Redoutant un attentat contre un de ses diplomates, Paris ne veut prendre aucun risque pendant la campagne électorale.

Prévue en ce début d’année, l’ouverture d’un bureau d’ambassade à Erbil, dans les provinces kurdes d’Irak, n’aura pas lieu avant l’élection d’un nouveau président de la République en France. « Il n’est pas question de prendre le moindre risque avec la vie de nos diplomates durant la campagne électorale », souligne l’un d’entre eux. Même si le calme règne dans les régions kurdes, la dégradation constante de la situation sécuritaire dans le reste de l’Irak a lourdement pesé sur cet ajournement.

Décidée entre Jacques Chirac et son homologue irakien, Jalal Talabani, lors de la visite de ce dernier à Paris en novembre, cette représentation diplomatique marque la volonté française de prendre acte de l’autonomie croissante du Kurdistan irakien.

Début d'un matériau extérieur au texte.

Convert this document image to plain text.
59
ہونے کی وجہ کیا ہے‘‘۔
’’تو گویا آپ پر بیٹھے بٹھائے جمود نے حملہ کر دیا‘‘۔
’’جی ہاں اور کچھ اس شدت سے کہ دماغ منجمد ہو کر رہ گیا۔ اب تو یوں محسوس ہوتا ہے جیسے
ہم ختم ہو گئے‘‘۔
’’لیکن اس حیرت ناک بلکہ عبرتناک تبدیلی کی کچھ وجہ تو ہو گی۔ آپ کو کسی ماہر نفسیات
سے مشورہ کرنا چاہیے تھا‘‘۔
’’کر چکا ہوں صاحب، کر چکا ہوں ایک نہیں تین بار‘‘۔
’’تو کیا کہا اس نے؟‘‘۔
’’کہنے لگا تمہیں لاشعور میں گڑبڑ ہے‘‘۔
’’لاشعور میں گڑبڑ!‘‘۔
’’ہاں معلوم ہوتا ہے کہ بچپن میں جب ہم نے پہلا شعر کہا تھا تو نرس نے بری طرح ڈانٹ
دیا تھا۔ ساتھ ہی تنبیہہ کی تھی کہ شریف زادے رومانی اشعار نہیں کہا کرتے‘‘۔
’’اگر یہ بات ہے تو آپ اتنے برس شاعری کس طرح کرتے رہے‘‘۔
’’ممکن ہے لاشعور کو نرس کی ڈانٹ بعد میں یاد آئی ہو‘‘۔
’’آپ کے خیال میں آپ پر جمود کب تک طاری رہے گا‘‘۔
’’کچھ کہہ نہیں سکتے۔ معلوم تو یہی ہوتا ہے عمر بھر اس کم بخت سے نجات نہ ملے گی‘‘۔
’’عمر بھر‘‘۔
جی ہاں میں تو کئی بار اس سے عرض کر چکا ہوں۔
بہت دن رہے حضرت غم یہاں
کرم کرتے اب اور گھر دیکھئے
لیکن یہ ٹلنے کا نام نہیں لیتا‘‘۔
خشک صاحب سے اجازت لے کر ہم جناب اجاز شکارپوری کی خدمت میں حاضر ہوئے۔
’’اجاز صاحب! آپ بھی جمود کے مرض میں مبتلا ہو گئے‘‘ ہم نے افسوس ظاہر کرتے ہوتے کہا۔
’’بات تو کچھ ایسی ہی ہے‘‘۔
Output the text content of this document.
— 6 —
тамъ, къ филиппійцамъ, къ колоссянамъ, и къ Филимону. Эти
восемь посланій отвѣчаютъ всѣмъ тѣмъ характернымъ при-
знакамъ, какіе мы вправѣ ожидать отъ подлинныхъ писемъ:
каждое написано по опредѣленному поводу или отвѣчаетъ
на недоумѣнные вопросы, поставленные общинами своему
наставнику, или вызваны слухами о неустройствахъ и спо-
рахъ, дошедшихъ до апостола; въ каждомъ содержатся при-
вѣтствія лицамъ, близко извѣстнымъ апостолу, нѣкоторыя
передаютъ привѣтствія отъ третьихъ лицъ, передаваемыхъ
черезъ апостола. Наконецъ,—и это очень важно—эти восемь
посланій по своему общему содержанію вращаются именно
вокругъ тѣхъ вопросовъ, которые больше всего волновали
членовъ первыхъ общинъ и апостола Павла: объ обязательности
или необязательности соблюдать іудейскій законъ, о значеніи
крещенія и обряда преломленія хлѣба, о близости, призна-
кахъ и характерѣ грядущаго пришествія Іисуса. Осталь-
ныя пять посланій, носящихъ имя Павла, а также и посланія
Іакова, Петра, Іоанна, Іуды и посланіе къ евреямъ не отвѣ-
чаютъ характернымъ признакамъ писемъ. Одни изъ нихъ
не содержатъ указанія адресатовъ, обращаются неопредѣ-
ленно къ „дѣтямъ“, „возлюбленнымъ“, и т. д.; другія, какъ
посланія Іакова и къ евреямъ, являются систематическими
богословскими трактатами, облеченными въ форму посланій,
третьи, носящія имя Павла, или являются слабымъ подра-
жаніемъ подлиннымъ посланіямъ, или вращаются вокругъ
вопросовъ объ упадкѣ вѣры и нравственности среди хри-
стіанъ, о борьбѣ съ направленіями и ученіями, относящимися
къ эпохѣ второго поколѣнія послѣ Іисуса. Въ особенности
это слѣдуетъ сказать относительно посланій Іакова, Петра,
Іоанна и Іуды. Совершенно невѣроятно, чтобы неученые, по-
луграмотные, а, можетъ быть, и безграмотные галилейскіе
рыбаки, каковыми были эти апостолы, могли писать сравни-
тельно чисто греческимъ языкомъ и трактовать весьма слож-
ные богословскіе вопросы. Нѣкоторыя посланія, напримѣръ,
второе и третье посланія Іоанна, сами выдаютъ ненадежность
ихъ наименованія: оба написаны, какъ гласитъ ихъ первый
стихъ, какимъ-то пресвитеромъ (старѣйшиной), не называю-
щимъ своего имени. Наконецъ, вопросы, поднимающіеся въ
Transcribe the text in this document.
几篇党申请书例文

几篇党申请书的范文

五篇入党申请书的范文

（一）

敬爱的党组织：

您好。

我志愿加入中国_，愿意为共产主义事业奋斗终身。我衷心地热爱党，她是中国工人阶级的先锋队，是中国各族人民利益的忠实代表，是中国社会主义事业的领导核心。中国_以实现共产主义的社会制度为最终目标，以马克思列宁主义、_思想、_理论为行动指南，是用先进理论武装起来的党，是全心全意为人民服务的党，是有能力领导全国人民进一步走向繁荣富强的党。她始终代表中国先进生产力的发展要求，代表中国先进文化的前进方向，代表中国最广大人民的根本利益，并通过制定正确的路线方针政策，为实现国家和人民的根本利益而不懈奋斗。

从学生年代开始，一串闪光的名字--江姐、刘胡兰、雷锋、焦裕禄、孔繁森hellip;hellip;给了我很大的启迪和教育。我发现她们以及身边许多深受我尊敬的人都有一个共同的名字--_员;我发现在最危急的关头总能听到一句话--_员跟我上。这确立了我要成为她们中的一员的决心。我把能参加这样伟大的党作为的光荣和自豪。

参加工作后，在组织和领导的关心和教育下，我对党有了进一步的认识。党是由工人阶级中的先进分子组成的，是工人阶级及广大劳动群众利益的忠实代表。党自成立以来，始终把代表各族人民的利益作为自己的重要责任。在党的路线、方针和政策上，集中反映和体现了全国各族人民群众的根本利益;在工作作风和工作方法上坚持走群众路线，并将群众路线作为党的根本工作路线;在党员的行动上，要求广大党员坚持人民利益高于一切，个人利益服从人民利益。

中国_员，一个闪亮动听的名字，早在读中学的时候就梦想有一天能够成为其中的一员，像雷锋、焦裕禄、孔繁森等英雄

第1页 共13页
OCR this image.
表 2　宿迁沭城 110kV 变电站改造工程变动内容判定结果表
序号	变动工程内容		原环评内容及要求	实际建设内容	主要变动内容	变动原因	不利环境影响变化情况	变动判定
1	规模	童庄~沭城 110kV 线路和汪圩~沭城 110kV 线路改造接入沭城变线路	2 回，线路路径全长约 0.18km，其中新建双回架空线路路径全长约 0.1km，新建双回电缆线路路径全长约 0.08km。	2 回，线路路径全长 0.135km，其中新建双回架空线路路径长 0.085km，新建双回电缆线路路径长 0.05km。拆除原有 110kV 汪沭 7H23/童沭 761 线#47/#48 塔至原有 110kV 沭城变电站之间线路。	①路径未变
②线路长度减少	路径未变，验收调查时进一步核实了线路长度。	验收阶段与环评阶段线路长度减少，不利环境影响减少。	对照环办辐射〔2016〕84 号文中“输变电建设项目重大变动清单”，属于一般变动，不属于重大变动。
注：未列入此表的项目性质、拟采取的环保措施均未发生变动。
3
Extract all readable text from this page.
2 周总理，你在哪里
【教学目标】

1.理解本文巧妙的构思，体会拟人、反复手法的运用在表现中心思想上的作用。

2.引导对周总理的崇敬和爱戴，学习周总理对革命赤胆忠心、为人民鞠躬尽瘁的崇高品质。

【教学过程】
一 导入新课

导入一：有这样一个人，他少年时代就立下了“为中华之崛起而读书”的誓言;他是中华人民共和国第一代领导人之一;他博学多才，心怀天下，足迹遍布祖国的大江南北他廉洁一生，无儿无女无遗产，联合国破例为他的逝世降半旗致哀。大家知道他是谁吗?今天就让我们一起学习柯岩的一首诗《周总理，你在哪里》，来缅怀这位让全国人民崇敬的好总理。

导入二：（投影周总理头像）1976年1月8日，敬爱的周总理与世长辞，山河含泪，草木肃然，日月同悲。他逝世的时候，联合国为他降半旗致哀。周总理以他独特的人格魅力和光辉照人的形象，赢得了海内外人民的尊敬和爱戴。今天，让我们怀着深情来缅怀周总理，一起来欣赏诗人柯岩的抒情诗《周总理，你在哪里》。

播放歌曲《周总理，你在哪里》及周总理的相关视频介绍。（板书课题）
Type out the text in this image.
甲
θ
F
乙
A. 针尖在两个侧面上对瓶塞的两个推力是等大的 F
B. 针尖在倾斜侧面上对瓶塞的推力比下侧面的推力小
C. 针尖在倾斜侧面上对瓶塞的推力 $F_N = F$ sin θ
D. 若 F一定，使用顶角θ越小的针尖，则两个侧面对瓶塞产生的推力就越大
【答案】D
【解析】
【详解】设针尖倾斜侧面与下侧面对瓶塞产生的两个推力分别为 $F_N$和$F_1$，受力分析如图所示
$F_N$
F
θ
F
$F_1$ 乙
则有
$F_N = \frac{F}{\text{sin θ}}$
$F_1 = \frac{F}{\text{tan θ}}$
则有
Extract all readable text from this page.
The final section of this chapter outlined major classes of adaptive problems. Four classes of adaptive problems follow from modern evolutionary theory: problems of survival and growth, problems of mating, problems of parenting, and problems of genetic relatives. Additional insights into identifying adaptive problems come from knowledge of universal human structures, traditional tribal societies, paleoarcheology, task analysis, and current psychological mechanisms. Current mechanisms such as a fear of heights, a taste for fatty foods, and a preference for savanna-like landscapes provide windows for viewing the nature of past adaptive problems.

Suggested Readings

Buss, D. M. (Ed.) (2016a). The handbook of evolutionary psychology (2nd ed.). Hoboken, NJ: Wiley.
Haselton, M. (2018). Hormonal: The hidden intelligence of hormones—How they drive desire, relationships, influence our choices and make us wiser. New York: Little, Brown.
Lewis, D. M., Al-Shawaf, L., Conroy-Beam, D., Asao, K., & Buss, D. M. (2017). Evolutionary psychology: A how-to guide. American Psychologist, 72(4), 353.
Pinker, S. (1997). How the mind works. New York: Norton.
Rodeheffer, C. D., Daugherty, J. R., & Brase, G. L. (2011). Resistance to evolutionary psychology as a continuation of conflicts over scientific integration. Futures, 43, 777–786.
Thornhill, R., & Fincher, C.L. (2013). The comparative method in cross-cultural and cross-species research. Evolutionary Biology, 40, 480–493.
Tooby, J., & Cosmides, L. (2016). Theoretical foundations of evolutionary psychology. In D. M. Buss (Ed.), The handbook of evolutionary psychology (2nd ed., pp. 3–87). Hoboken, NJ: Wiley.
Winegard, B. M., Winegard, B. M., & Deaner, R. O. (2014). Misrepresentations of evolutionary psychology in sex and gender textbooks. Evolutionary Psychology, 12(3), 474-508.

Mais le titulaire du poste, qui a déjà été désigné, devrait étendre ses activités à Kirkouk, la cité pétrolière plus au sud revendiquée par les Kurdes, voire Mossoul à l’ouest, où ses collègues de Bagdad ne peuvent plus se rendre, compte tenu des violences.

Après la mort d’un membre du service Action de la DGSE en novembre à Bassora (sud), la France redouble de vigilance pour son personnel diplomatique encore présent à Bagdad (une demi-douzaine d’agents, dont un conseiller culturel). Leurs déplacements sont strictement limités, y compris pour la valise diplomatique, qui ne parvient plus qu’une seule fois par mois dans la capitale irakienne. Leur protection nécessite le détachement d’un important dispositif de sécurité (membres de l’Escadron parachutiste d’intervention de la gendarmerie nationale, et 70 vigiles irakiens). Sur les bords du Tigre, le quartier de l’ambassade est au coeur des attaques qui secouent chaque jour Bagdad. Mais jusqu’à présent, Paris refuse d’aller s’abriter dans la zone verte, la forteresse ultraprotégée, siège de l’ambassade américaine et des principaux ministères, comme le lui propose le gouvernement irakien.

« Comment calibrer notre présence pour minimiser les risques et les coûts ? », s’interroge un responsable des questions sécuritaires. Évoquée lors de récentes réunions interministérielles, l’option d’un repli sur Amman, en Jordanie, a, pour l’instant, été abandonnée. « De plus en plus de pays européens, les Anglais ou les Allemands par exemple, viennent de transférer leurs activités culturelles et économiques en Jordanie
», constate ce responsable. En 2005 déjà, l’ambassadeur de France de l’époque, Bernard Bajolet, avait reçu des menaces émanant d’un groupe armé lié à al-Qaida. Et déjà, l’Élysée s’était interrogée sur l’opportunité de le renvoyer en Irak. Mais, politiquement, de telles décisions sont lourdes de sens. « Si nous réduisions notre voilure à Bagdad, ou alors, si nous ouvrions, comme c’est toujours prévu, un bureau à Erbil, chez les Kurdes, ce n’est pas pour faire croire aux autorités irakiennes que nous avons déjà entériné la partition de leur pays », insiste-t-on au Quai d’Orsay.